Винтер как-то попыталась объяснить это Джошу, но тот ее не понял.
Потом она забеременела, а он уехал на очередные съемки, и непонимание начало расти. Они все больше отдалялись друг от друга.
Сейчас уже поздно снова сближаться, но те трудные разговоры, которых они так долго избегали, могли бы помочь с цивилизованным расставанием, в котором оба нуждались.
— Итак. Хочешь начать первой? — В его голосе ясно слышалась надежда.
— Не очень, — призналась она. — Но раз надо — значит, надо.
Ей столько всего нужно сказать! Винтер глубоко вздохнула и решила начать с малого.
— Имбирные пастилки и завтрак.
Джош нахмурился и придвинулся ближе к ней под водой.
— А что с ними не так? Они на самом деле не помогли? Я мог бы попробовать что-то еще…
Она оборвала его, покачав головой:
— Все так. Они действительно помогли. И я оценила оба жеста. Точно так же, как я ценила все то, что ты делал, пытаясь помочь мне пять лет назад.
Воспоминания нахлынули снова, как она и предполагала.
Потому что тот инцидент, о котором пошутил Джош, когда ее вырвало на его смокинг на том благотворительном ужине, был только началом.

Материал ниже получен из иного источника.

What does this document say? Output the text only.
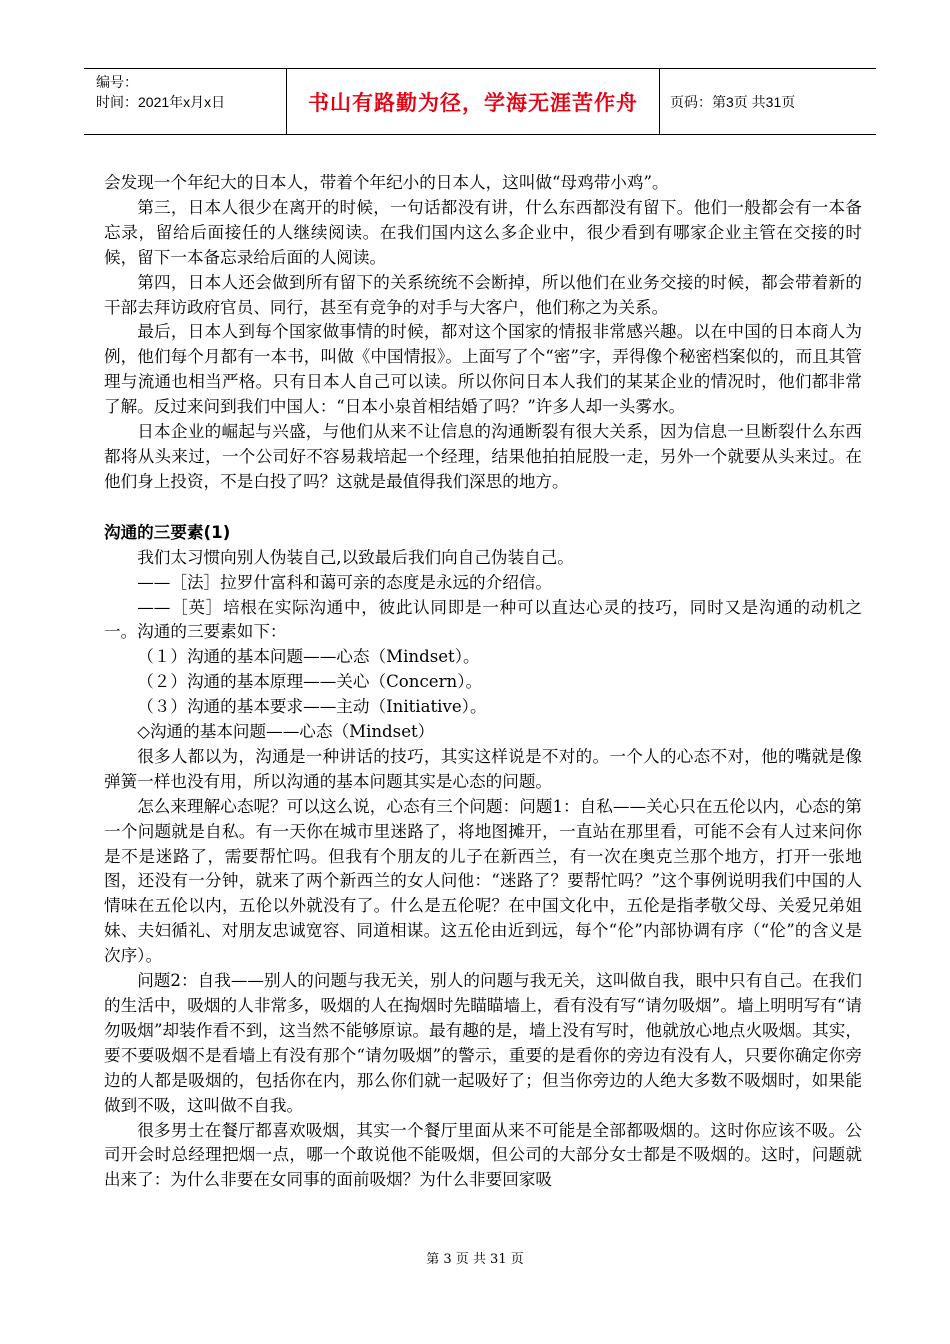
编号：
时间：2021年x月x日	书山有路勤为径，学海无涯苦作舟	页码：第3页 共31页

会发现一个年纪大的日本人，带着个年纪小的日本人，这叫做“母鸡带小鸡”。

第三，日本人很少在离开的时候，一句话都没有讲，什么东西都没有留下。他们一般都会有一本备忘录，留给后面接任的人继续阅读。在我们国内这么多企业中，很少看到有哪家企业主管在交接的时候，留下一本备忘录给后面的人阅读。

第四，日本人还会做到所有留下的关系统统不会断掉，所以他们在业务交接的时候，都会带着新的干部去拜访政府官员、同行，甚至有竞争的对手与大客户，他们称之为关系。

最后，日本人到每个国家做事情的时候，都对这个国家的情报非常感兴趣。以在中国的日本商人为例，他们每个月都有一本书，叫做《中国情报》。上面写了个“密”字，弄得像个秘密档案似的，而且其管理与流通也相当严格。只有日本人自己可以读。所以你问日本人我们的某某企业的情况时，他们都非常了解。反过来问到我们中国人：“日本小泉首相结婚了吗？”许多人却一头雾水。

日本企业的崛起与兴盛，与他们从来不让信息的沟通断裂有很大关系，因为信息一旦断裂什么东西都将从头来过，一个公司好不容易栽培起一个经理，结果他拍拍屁股一走，另外一个就要从头来过。在他们身上投资，不是白投了吗？这就是最值得我们深思的地方。

沟通的三要素(1)

我们太习惯向别人伪装自己,以致最后我们向自己伪装自己。

——［法］拉罗什富科和蔼可亲的态度是永远的介绍信。

——［英］培根在实际沟通中，彼此认同即是一种可以直达心灵的技巧，同时又是沟通的动机之一。沟通的三要素如下：

（１）沟通的基本问题——心态（Mindset）。

（２）沟通的基本原理——关心（Concern）。

（３）沟通的基本要求——主动（Initiative）。

◇沟通的基本问题——心态（Mindset）

很多人都以为，沟通是一种讲话的技巧，其实这样说是不对的。一个人的心态不对，他的嘴就是像弹簧一样也没有用，所以沟通的基本问题其实是心态的问题。

怎么来理解心态呢？可以这么说，心态有三个问题：问题1：自私——关心只在五伦以内，心态的第一个问题就是自私。有一天你在城市里迷路了，将地图摊开，一直站在那里看，可能不会有人过来问你是不是迷路了，需要帮忙吗。但我有个朋友的儿子在新西兰，有一次在奥克兰那个地方，打开一张地图，还没有一分钟，就来了两个新西兰的女人问他：“迷路了？要帮忙吗？”这个事例说明我们中国的人情味在五伦以内，五伦以外就没有了。什么是五伦呢？在中国文化中，五伦是指孝敬父母、关爱兄弟姐妹、夫妇循礼、对朋友忠诚宽容、同道相谋。这五伦由近到远，每个“伦”内部协调有序（“伦”的含义是次序）。

问题2：自我——别人的问题与我无关，别人的问题与我无关，这叫做自我，眼中只有自己。在我们的生活中，吸烟的人非常多，吸烟的人在掏烟时先瞄瞄墙上，看有没有写“请勿吸烟”。墙上明明写有“请勿吸烟”却装作看不到，这当然不能够原谅。最有趣的是，墙上没有写时，他就放心地点火吸烟。其实，要不要吸烟不是看墙上有没有那个“请勿吸烟”的警示，重要的是看你的旁边有没有人，只要你确定你旁边的人都是吸烟的，包括你在内，那么你们就一起吸好了；但当你旁边的人绝大多数不吸烟时，如果能做到不吸，这叫做不自我。

很多男士在餐厅都喜欢吸烟，其实一个餐厅里面从来不可能是全部都吸烟的。这时你应该不吸。公司开会时总经理把烟一点，哪一个敢说他不能吸烟，但公司的大部分女士都是不吸烟的。这时，问题就出来了：为什么非要在女同事的面前吸烟？为什么非要回家吸

第 3 页 共 31 页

Винтер и раньше слышала об утренней тошноте и даже ожидала этого, когда поняла, что беременна. Но не была готова к тому, что последовало в течение последующих месяцев.

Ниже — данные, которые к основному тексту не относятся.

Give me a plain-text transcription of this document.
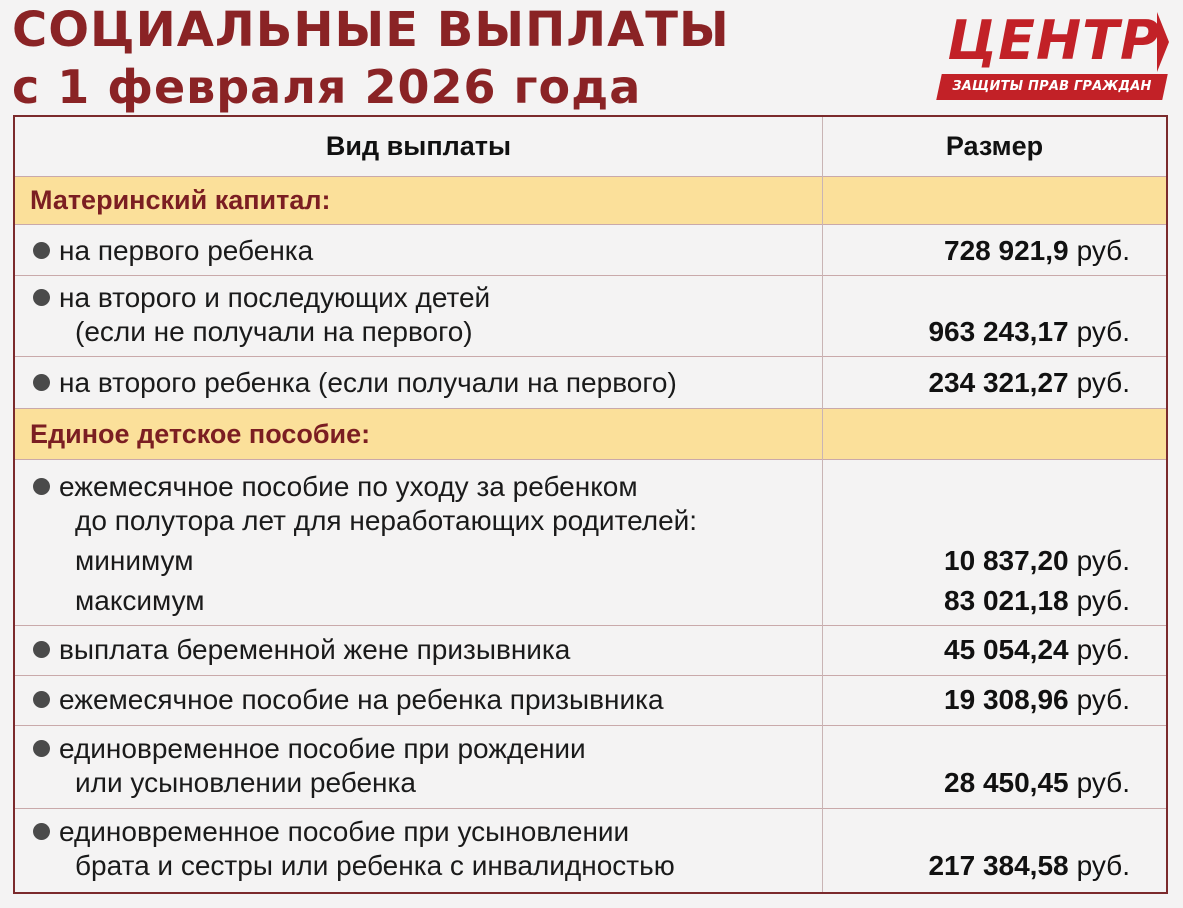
СОЦИАЛЬНЫЕ ВЫПЛАТЫ
с 1 февраля 2026 года
ЦЕНТР
ЗАЩИТЫ ПРАВ ГРАЖДАН
Вид выплаты	Размер
Материнский капитал:
на первого ребенка	728 921,9 руб.
на второго и последующих детей
(если не получали на первого)	963 243,17 руб.
на второго ребенка (если получали на первого)	234 321,27 руб.
Единое детское пособие:
ежемесячное пособие по уходу за ребенком
до полутора лет для неработающих родителей:
минимум	10 837,20 руб.
максимум	83 021,18 руб.
выплата беременной жене призывника	45 054,24 руб.
ежемесячное пособие на ребенка призывника	19 308,96 руб.
единовременное пособие при рождении
или усыновлении ребенка	28 450,45 руб.
единовременное пособие при усыновлении
брата и сестры или ребенка с инвалидностью	217 384,58 руб.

Ее постоянно мутило. Она не могла переносить запах кофе, рыбы, многих любимых раньше продуктов.
Все это было ужасно, но она бы стоически перенесла это ради будущего ребенка. Джош был рядом и всячески ее поддерживал. А когда бывал в отъезде, на съемках или репетициях, он постоянно присылал эсэмэски со ссылками на статьи про народные средства, слал бесконечные упаковки имбирных пастилок, которые притупляли тошноту.
Никакие средства не помогали надолго. Токсикоз был такой страшный, что она несколько раз попадала в больницу, где ей ставили капельницы от обезвоживания.
— И что было не так с имбирными пастилками? — допытывался он.
Винтер пыталась найти правильные слова. Она не хотела выглядеть неблагодарной. Но раз они договорились быть откровенными до конца, она продолжила:
— Когда я страдала от токсикоза… Я знаю, ты пытался помочь мне, и я ценила это даже тогда. Но у меня также возникло чувство, ну, как будто ты пытался меня починить. Как будто я была настолько сломлена, что тебе нужно было быстро найти решение, чтобы я снова стала собой, женщиной, которую ты любил, на которой женился. Чтобы я могла вернуться к своей роли в нашей романтической истории. А я тогда поняла, что никогда больше не стану той женщиной. — Винтер посмотрела на свое освещенное луной отражение в воде, и ей показалось, что она почти видит тяжесть тайны, поднимающуюся от него вместе с паром из лагуны.
— Ты пытался исправить меня, а я хотела одного — видеть тебя. Чтобы ты был со мной. Чтобы ты выслушал меня и сопереживал, не пытаясь все это уладить. Потому что тогда, когда это произошло…
Она замолчала, не в силах найти слова, чтобы продолжить. Как можно говорить о желанном ребенке, которого она потеряла?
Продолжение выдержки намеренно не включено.